In RA, synovial-derived T cells have a phenotype suggestive of chronic immune activation but express low levels of cytokines and show signs of anergy [2]. These cells are resistant to apoptosis, partly due to their interaction with other cell populations present in the RA synovial inflamed milieu. It has been previously demonstrated that synovial-derived isolated T cells are rescued from spontaneous apoptosis through an integrin-ligand interaction with stromal cells, an effect that was mimicked by the addition of several members of the IL-2R γ chain cytokines, such as IL-15 [3]. Along the same line, coculture of autologous synovial RA T cells with monocytes induces homeostatic proliferation of T cells which is dependent on the membrane-bound TNF on monocytes [23]. We demonstrate that not only spontaneous but also glucocorticoid-induced apoptosis is dependent on the complex cell-cell interaction in the rheumatoid synovium. The essential factor in this situation appears to be the T cell-monocyte interaction to the extent that T-cell isolation renders the cells sensitive to apoptosis, while coculture of T cells with monocytes in the absence of fibroblasts prevented the effect of all tested glucocorticoid compounds. Furthermore, we propose that the main mechanism by which monocytes are able to rescue T cells is a soluble factor(s)-mediated interaction rather than cell-cell contact. It has been demonstrated, for example, that monocytes isolated from RA SF express IL-15 [24], a cytokine able to upregulate Bcl-2 expression [3] and to render activated T cells resistant to glucocorticoid-mediated apoptosis [25]. The mechanism appears to be RA-specific given that T-cell apoptosis induction was observed in cocultures of cells obtained from psoriatic arthritis in the presence of dexamethasone at similar doses.

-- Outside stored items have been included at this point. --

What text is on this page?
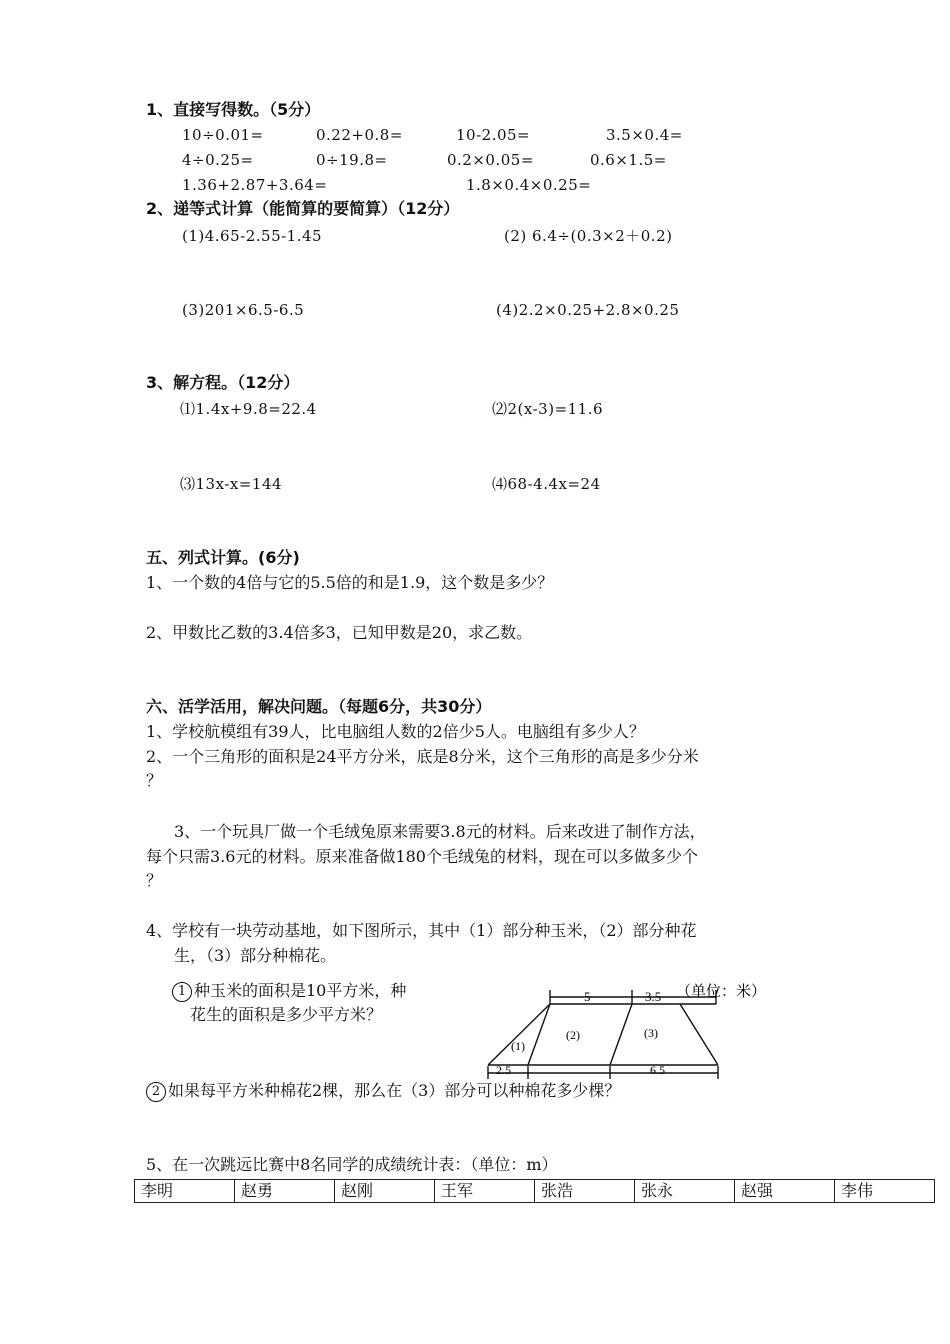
1、直接写得数。（5分）
10÷0.01=	0.22+0.8=	10-2.05=	3.5×0.4=
4÷0.25=	0÷19.8=	0.2×0.05=	0.6×1.5=
1.36+2.87+3.64=	1.8×0.4×0.25=
2、递等式计算（能简算的要简算）（12分）
(1)4.65-2.55-1.45	(2) 6.4÷(0.3×2＋0.2)
(3)201×6.5-6.5	(4)2.2×0.25+2.8×0.25
3、解方程。（12分）
⑴1.4x+9.8=22.4	⑵2(x-3)=11.6
⑶13x-x=144	⑷68-4.4x=24
五、列式计算。(6分)
1、一个数的4倍与它的5.5倍的和是1.9，这个数是多少？
2、甲数比乙数的3.4倍多3，已知甲数是20，求乙数。
六、活学活用，解决问题。（每题6分，共30分）
1、学校航模组有39人，比电脑组人数的2倍少5人。电脑组有多少人？
2、一个三角形的面积是24平方分米，底是8分米，这个三角形的高是多少分米
？
3、一个玩具厂做一个毛绒兔原来需要3.8元的材料。后来改进了制作方法，
每个只需3.6元的材料。原来准备做180个毛绒兔的材料，现在可以多做多少个
？
4、学校有一块劳动基地，如下图所示，其中（1）部分种玉米，（2）部分种花
生，（3）部分种棉花。
1 种玉米的面积是10平方米，种
花生的面积是多少平方米？
2 如果每平方米种棉花2棵，那么在（3）部分可以种棉花多少棵？
5	3.5 （单位：米）
(1)
(2)	(3)
2.5	6.5
5、在一次跳远比赛中8名同学的成绩统计表：（单位：m）
李明	赵勇	赵刚	王军	张浩	张永	赵强	李伟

We demonstrate that monocytes are essential in rescuing synovial T cells from glucocorticoid-induced apoptosis through a soluble factor(s)-mediated mechanism, a feature that is specific for RA-derived synovial T cells. We propose that this might be overcome by the combination of locally administrated glucocorticoids with monocyte-targeted therapies rather than T-cell apoptosis-inducing therapies.